# Will bucks taint the milk?



## freemotion (May 19, 2009)

I have always "known" that keeping a buck with your milking does will give the milk a "goaty" flavor.  Now I wonder if that is an old wives' tale.

Who has REAL LIFE experience with this?  Who keeps a buck with does that are lactating and has perfectly sweet milk, even when the buck is in season?

I also know that what the doe eats will flavor her milk.  Looking for buck cologne info here, please!

BTW, I don't have a serious dairy situation here, just a couple of does and I am considering getting my own buck so I can keep a closed herd.  But I live in suburbia.  How bad does it get?


----------



## Chirpy (May 19, 2009)

It was AWFUL!    I had to bring a buck here last December to breed one of my does who has silent heats.   I was milking her at the time - I ran him with her for a full month to catch her heat cycle.   We, literally, couldn't drink the milk because of the bucky/goaty taste.     Her milk actually continued to taste bad for a full day after he left... boy, did we miss that month of milk.    My dogs and chickens and cats, on the other hand - have asked to have the buck brought back so they can have all that milk again! 

Not to mention how badly my barn smelled while he was here.  Just walking into the door was enough to have us making faces.  I had already known that I didn't want a buck here permanently that just confirmed my personal thoughts.


When I took my other doe to a buck to be bred her milk was also off/goaty for almost two days after she came back here.

IF, I ever decided to have a buck here I would have a totally separate barn/shed for him that was a llllooooonnnnngggg way from my girls!


----------



## freemotion (May 19, 2009)

Whoa, I think that confirms it!!!!  Thanks!


----------



## miss_thenorth (May 19, 2009)

So, just to clarify on FM's post and add a question of my own--if the buck was penned up separate, but near the does, would that beclose enough to taint the milk, and only introduce the buck  for breeding?  How far away does the buck need to be??

Miss, gonna get goats soon, and also want a buck.


----------



## freemotion (May 19, 2009)

Yeah, that is what I was thinking, too.


----------



## Chirpy (May 19, 2009)

> So, just to clarify on FM's post and add a question of my own--if the buck was penned up separate, but near the does, would that beclose enough to taint the milk, and only introduce the buck  for breeding?  How far away does the buck need to be??
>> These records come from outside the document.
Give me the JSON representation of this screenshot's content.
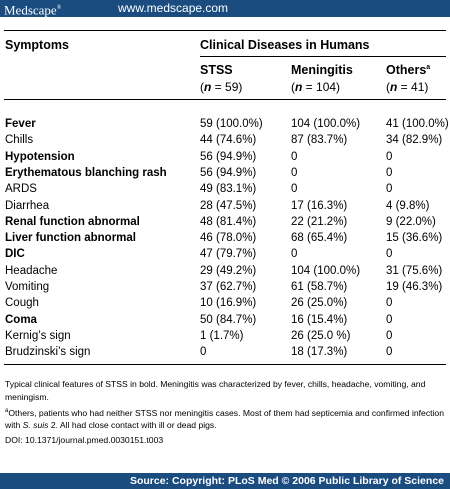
{
  "header": {
    "brand": "Medscape",
    "brand_mark": "®",
    "url": "www.medscape.com"
  },
  "table": {
    "col_symptoms": "Symptoms",
    "col_group": "Clinical Diseases in Humans",
    "columns": [
      {
        "name": "STSS",
        "n_prefix": "(",
        "n_var": "n",
        "n_eq": " = 59)"
      },
      {
        "name": "Meningitis",
        "n_prefix": "(",
        "n_var": "n",
        "n_eq": " = 104)"
      },
      {
        "name": "Others",
        "sup": "a",
        "n_prefix": "(",
        "n_var": "n",
        "n_eq": " = 41)"
      }
    ],
    "rows": [
      {
        "symptom": "Fever",
        "bold": true,
        "stss": "59 (100.0%)",
        "men": "104 (100.0%)",
        "oth": "41 (100.0%)"
      },
      {
        "symptom": "Chills",
        "bold": false,
        "stss": "44 (74.6%)",
        "men": "87 (83.7%)",
        "oth": "34 (82.9%)"
      },
      {
        "symptom": "Hypotension",
        "bold": true,
        "stss": "56 (94.9%)",
        "men": "0",
        "oth": "0"
      },
      {
        "symptom": "Erythematous blanching rash",
        "bold": true,
        "stss": "56 (94.9%)",
        "men": "0",
        "oth": "0"
      },
      {
        "symptom": "ARDS",
        "bold": false,
        "stss": "49 (83.1%)",
        "men": "0",
        "oth": "0"
      },
      {
        "symptom": "Diarrhea",
        "bold": false,
        "stss": "28 (47.5%)",
        "men": "17 (16.3%)",
        "oth": "4 (9.8%)"
      },
      {
        "symptom": "Renal function abnormal",
        "bold": true,
        "stss": "48 (81.4%)",
        "men": "22 (21.2%)",
        "oth": "9 (22.0%)"
      },
      {
        "symptom": "Liver function abnormal",
        "bold": true,
        "stss": "46 (78.0%)",
        "men": "68 (65.4%)",
        "oth": "15 (36.6%)"
      },
      {
        "symptom": "DIC",
        "bold": true,
        "stss": "47 (79.7%)",
        "men": "0",
        "oth": "0"
      },
      {
        "symptom": "Headache",
        "bold": false,
        "stss": "29 (49.2%)",
        "men": "104 (100.0%)",
        "oth": "31 (75.6%)"
      },
      {
        "symptom": "Vomiting",
        "bold": false,
        "stss": "37 (62.7%)",
        "men": "61 (58.7%)",
        "oth": "19 (46.3%)"
      },
      {
        "symptom": "Cough",
        "bold": false,
        "stss": "10 (16.9%)",
        "men": "26 (25.0%)",
        "oth": "0"
      },
      {
        "symptom": "Coma",
        "bold": true,
        "stss": "50 (84.7%)",
        "men": "16 (15.4%)",
        "oth": "0"
      },
      {
        "symptom": "Kernig’s sign",
        "bold": false,
        "stss": "1 (1.7%)",
        "men": "26 (25.0 %)",
        "oth": "0"
      },
      {
        "symptom": "Brudzinski’s sign",
        "bold": false,
        "stss": "0",
        "men": "18 (17.3%)",
        "oth": "0"
      }
    ]
  },
  "footnotes": {
    "note1": "Typical clinical features of STSS in bold. Meningitis was characterized by fever, chills, headache, vomiting, and meningism.",
    "note2_sup": "a",
    "note2_a": "Others, patients who had neither STSS nor meningitis cases. Most of them had septicemia and confirmed infection with ",
    "note2_italic": "S. suis",
    "note2_b": " 2. All had close contact with ill or dead pigs.",
    "doi": "DOI: 10.1371/journal.pmed.0030151.t003"
  },
  "source": "Source: Copyright: PLoS Med © 2006 Public Library of Science"
}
Good questions.  My personal experience was with having the does IN with the buck.  However, I have multiple breeder friends who all milk and they all keep their bucks either in separate buildings or one keeps her buck at the very furthest end of the same building (and that one is a large barn).

I also know that people don't generally milk their does anywhere near a buck because the milk can actually take on the bucky flavor from it just being in the air (just like milking near a stack of hay can change the flavor of milk).

So - I'd guess that you should have at least several pen widths between them if you are going to milk; and then, make sure your milk stand isn't in the same part of the barn or in the same barn.

Hopefully someone with personal experience with a buck and milk does will chime in here.


----------



## doo dah (May 19, 2009)

I hang out on a goat forum and some of the people there keep their bucks with the does (dairy) with success.  The trick is to milk the does away from the buck and any bad smells, once milk is out of the doe it picks up bad flavors easily from strong smells.  I myself asked about the milk being off-flavored by food, they said the only thing they've noticed making bad milk is wild garlic.


----------



## helmstead (May 19, 2009)

I have never had a problem - doing all of the above (from a doe in milk being in with the buck for breeding, to the fact that they all live in close proximity).  The milk is always sweet.

My bucks, though, aren't especially stinky.  Yeah...when they're in rut you can tell, but you can't tell from very far away.  You pretty much have to be right next to them.  Dunno if that makes a difference.


----------



## Chirpy (May 19, 2009)

helmstead said:  





> My bucks, though, aren't especially stinky.  Yeah...when they're in rut you can tell, but you can't tell from very far away


That could possibly make a difference.  The buck I had absolutely reeked... I could smell him really strongly just opening the barn door and he was 45 to 50 feet away AND around a corner!  He was an Alpine breed.


----------



## kstaven (May 21, 2009)

Our Toggenburg buck doesn't have a strong odor and runs with our does year round. We have never had an issue with off-taste or smell in the goat milk.

So I would have to say it is case dependent.


----------



## Rence (May 22, 2009)

If the buck is in rut and stinky and the doe can smell it, it will give a goatie taste to the milk. In my experience, it's not just when the milk comes out of the doe an in an environment with the goatie smell, although that will definitely make the taste off too. So you want your milking environment to be free of odd smells too. But it's if she can smell it too that also imparts that goatie flavor to the milk.

My bucks are at least 200 feet away from my milking does, it may not have to be that far, but that's just what I have set up. Actually, I have one new buck that's only about 100 feet or less in one pen, and he's not in rut, and the milk is fine.

She can't be able to rub up against him, or touch him or smell him in any way, or you'll get that goatie taste.

That doesn't apply to wethers, or goat kids. You may be able to get away with keeping them closer if the buck is not in rut, but I haven't tried that. I just keep them separate. It's also advantageous to keep them separate so that you have a due date when the doe is ready to kid. I'll never run my buck with my does again (unless I have to). It helps me a lot to have a reliable due date.


----------